The appointment is complete before the commission is issued. The appointee's act of qualification is likewise complete before receipt of the commission. By the act of appointment title is vested. By the act of qualification the investiture of title is accepted by the appointee. Nothing further remains to be done either by the appointing authority or by the appointee. Investiture and acceptance of title give appointee a complete present right to the office which cannot be defeated by failure, refusal or neglect of the Governor *471 to issue a commission. Nor is this present right converted into a future right by virtue of Section 138, General Code. The provisions of that section of the code merely postpone the date upon which the appointee may enter upon the performance of the duties of his office. Where one, eligible to hold public office, is appointed to fill a vacancy in the office of sheriff for the unexpired term and until his successor is elected and qualified, and where the governor's commission is received by the appointee after the unexpired term has terminated, such appointee will be deemed to hold the office from the date of appointment and qualification, and not from the date of the receipt of the commission. Consequently, notwithstanding the fact that the commission was received two days after the new term commenced, and notwithstanding the fact that under Section 138, General Code, respondent was ineligible to enter upon the performance of the duties of his office, he became vested with the title to the office on January 2nd, and was by virtue thereof the lawful incumbent to the office, with the right to hold over into the new term and to serve until his successor is elected and qualified. Relator, not having been elected to the office, is not the lawful successor thereto and cannot displace respondent.
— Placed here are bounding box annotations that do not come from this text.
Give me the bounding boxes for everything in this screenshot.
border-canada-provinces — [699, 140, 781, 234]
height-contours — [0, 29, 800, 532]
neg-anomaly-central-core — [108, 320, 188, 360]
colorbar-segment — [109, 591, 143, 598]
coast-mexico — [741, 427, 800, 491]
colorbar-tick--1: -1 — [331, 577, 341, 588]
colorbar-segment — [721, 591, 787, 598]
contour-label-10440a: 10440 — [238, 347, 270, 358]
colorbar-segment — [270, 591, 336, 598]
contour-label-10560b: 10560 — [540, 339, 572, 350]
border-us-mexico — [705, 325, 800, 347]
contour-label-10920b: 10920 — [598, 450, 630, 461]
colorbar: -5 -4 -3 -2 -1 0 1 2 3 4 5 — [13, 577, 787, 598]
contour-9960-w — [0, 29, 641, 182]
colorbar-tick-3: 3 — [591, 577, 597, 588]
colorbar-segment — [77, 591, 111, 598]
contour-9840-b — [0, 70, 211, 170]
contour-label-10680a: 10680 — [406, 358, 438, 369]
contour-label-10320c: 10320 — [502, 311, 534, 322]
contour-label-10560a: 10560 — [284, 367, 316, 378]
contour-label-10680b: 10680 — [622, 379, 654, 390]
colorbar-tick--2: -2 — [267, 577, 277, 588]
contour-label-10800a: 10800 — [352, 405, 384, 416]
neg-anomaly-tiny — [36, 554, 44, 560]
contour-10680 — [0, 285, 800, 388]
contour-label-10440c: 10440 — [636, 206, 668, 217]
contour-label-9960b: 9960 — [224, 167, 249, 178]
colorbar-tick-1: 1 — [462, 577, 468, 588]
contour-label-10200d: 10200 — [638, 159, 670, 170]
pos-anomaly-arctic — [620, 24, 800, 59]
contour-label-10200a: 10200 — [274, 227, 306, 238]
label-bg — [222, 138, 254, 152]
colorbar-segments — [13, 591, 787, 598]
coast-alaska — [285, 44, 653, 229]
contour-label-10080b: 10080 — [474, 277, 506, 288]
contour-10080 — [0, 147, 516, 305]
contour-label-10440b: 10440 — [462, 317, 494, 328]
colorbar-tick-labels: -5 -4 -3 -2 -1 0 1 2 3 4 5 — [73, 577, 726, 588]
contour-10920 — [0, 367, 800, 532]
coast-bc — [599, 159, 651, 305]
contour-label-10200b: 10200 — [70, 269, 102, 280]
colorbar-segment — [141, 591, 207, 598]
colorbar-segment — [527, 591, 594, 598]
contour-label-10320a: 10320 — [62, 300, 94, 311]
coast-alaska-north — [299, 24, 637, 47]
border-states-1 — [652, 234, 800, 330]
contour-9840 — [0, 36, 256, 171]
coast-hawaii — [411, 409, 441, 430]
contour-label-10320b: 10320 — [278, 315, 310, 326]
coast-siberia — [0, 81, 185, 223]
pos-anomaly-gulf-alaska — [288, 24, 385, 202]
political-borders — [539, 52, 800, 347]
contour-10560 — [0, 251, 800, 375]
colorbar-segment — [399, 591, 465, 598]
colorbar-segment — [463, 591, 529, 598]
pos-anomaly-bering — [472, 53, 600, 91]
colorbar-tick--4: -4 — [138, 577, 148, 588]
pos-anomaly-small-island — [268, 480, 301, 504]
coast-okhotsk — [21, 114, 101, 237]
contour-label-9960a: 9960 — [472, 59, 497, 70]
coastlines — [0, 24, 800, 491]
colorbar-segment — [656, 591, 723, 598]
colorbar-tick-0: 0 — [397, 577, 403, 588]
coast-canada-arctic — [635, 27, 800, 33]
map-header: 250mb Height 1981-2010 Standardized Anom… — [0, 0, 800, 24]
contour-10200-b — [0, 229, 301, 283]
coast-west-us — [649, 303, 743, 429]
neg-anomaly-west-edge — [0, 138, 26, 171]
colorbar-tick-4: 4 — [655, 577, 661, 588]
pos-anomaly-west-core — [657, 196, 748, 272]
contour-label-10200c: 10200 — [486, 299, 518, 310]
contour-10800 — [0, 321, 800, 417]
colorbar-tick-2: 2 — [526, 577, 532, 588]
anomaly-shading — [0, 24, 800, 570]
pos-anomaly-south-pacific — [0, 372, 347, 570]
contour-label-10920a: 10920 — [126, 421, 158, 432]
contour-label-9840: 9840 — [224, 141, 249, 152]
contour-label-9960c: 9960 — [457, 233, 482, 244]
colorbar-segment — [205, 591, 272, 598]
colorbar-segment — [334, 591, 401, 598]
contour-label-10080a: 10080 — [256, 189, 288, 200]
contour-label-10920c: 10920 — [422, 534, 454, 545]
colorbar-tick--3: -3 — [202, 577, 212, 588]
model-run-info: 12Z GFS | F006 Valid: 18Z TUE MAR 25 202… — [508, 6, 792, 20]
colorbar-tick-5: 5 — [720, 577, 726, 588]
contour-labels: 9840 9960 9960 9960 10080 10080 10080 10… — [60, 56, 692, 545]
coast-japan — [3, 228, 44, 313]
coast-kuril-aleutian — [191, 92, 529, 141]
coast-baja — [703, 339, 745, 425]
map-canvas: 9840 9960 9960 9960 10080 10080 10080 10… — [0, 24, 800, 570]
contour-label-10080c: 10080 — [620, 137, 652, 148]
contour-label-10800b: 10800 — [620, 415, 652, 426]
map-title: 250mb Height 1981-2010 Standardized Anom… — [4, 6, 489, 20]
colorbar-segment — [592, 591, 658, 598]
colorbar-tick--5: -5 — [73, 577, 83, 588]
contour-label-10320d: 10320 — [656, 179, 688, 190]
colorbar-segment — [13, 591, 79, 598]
The power of appointment, once exercised, is exhausted until a new vacancy occurs.

"Where power has been given to appoint to an office and the same has been exercised, any subsequent appointment to the same office will be void unless the prior incumbent has been removed or the office has otherwise become vacant." Mechem, Public Offices and Officers, Section 113, page 46.

The pleadings disclose that respondent received his second appointment on January 2, 1937, for the term of office commencing January 4, 1937. Since, under the principles above announced, the respondent has the right to hold over into the new term and to serve *472 until his successor is elected and qualified, the second appointment was wholly superfluous. The first appointment, being valid, the second appointment is a nullity and its legality is no longer an issue.

Ouster denied.

WEYGANDT, C.J., JONES, MATTHIAS, ZIMMERMAN, WILLIAMS and MYERS, JJ., concur.